RTS has failed to show that the U-4 form is an agreement to arbitrate this
	[¶7]  The second document on which RTS relies is entitled "Annual
Certification of Review of Account Executive's Instructions and Ethics Policy
for Independent Contractors of Robert Thomas Securities."  It is signed by
Patrick and dated January 8, 1997.  Attached to it is an undated interoffice
memorandum from Raymond James Financial Services which states that by
signing the annual certification, the signer agrees to each provision of the
ethics policy.  The ethics policy, which is also contained in the record of
this case, provides in part:
In the event of any controversy between [Patrick] and [RTS]
arising out of the independent contractor relationship, including
such matters as compensation, termination, Title VII
discrimination claims, ADEA, ADA or ERISA, both parties agree
such matter shall be determined exclusively by arbitration before
the National Association of Securities Dealers (NASD) in
accordance with the NASD rules then in effect.  [Patrick]

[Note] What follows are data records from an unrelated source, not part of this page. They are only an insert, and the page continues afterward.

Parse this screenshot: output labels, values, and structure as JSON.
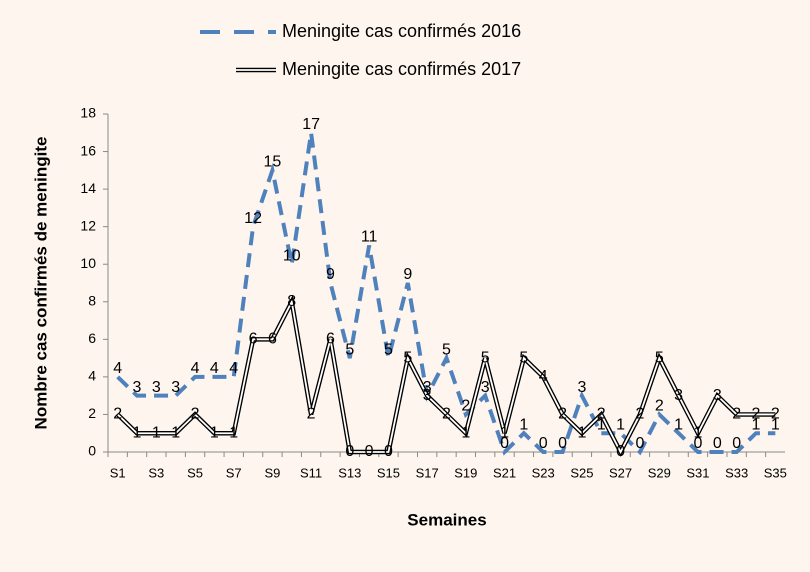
{
  "chart_data": {
    "type": "line",
    "x_label": "Semaines",
    "y_label": "Nombre cas confirmés de meningite",
    "categories": [
      "S1",
      null,
      "S3",
      null,
      "S5",
      null,
      "S7",
      null,
      "S9",
      null,
      "S11",
      null,
      "S13",
      null,
      "S15",
      null,
      "S17",
      null,
      "S19",
      null,
      "S21",
      null,
      "S23",
      null,
      "S25",
      null,
      "S27",
      null,
      "S29",
      null,
      "S31",
      null,
      "S33",
      null,
      "S35"
    ],
    "series": [
      {
        "name": "Meningite cas confirmés 2016",
        "color": "#4f81bd",
        "style": "dashed",
        "values": [
          4,
          3,
          3,
          3,
          4,
          4,
          4,
          12,
          15,
          10,
          17,
          9,
          5,
          11,
          5,
          9,
          3,
          5,
          2,
          3,
          0,
          1,
          0,
          0,
          3,
          1,
          1,
          0,
          2,
          1,
          0,
          0,
          0,
          1,
          1
        ]
      },
      {
        "name": "Meningite cas confirmés 2017",
        "color": "#000000",
        "style": "double",
        "values": [
          2,
          1,
          1,
          1,
          2,
          1,
          1,
          6,
          6,
          8,
          2,
          6,
          0,
          0,
          0,
          5,
          3,
          2,
          1,
          5,
          1,
          5,
          4,
          2,
          1,
          2,
          0,
          2,
          5,
          3,
          1,
          3,
          2,
          2,
          2
        ]
      }
    ],
    "ylim": [
      0,
      18
    ],
    "yticks": [
      0,
      2,
      4,
      6,
      8,
      10,
      12,
      14,
      16,
      18
    ],
    "legend": "top",
    "data_labels": true
  }
}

understands and acknowledges that consent to this provision
constitutes a waiver of certain rights, including the right to a
jury trial, which might otherwise be available in the absence of
an arbitration agreement.
	[¶8]  Patrick points out that the ethics policy, which is not separately
signed, is dated February 1999, a year and several months after his
relationship with RTS ended.  He argues that he cannot be bound by a
document dated two years after he signed the annual certification.  We agree
that in the absence of any evidence explaining the February 1999 date on
the unsigned arbitration agreement, or evidence of an arbitration agreement
contemporaneous with the annual certification, the February 1999
document does not establish an agreement to arbitrate because it does not
appear to have been in existence at the time Patrick agreed to be bound by
the ethics policy.
	[¶9]  On this record, RTS has failed to show the existence of an
enforceable arbitration agreement and is not entitled to an order compelling
arbitration.  Likewise, Moran and Hachey, who did not produce any
documents evidencing an agreement between them and Patrick, have failed
to show any basis for an order compelling arbitration. 
	The entry is:
			Judgment affirmed.

Attorneys for plaintiff: Paul F. Macri, Esq. William D. Robitzek, Esq. Berman & Simmons, P.A. P O Box 961 Lewiston, ME 04243-0961 Attorney for defendants: Stephen E. F. Langsdorf, Esq. Preti, Flaherty, Beliveau, Pachios & Haley, LLC P O Box 1058 Augusta, ME 04332-1058
FOOTNOTES******************************** {1} . This section provides in relevant part: 1. Application. On application of a party showing [an arbitration] agreement described in section 5927 and the opposing party's refusal to arbitrate, the court shall order the parties to proceed with arbitration, but if the opposing party denies the existence of the agreement to arbitrate, the court shall proceed summarily to the determination of the issue raised and shall order arbitration if found for the moving party, otherwise, the application shall be denied. {2} . This section states: 1. Grounds for appeal. An appeal may be taken from: A. An order denying an application to compel arbitration made under section 5928.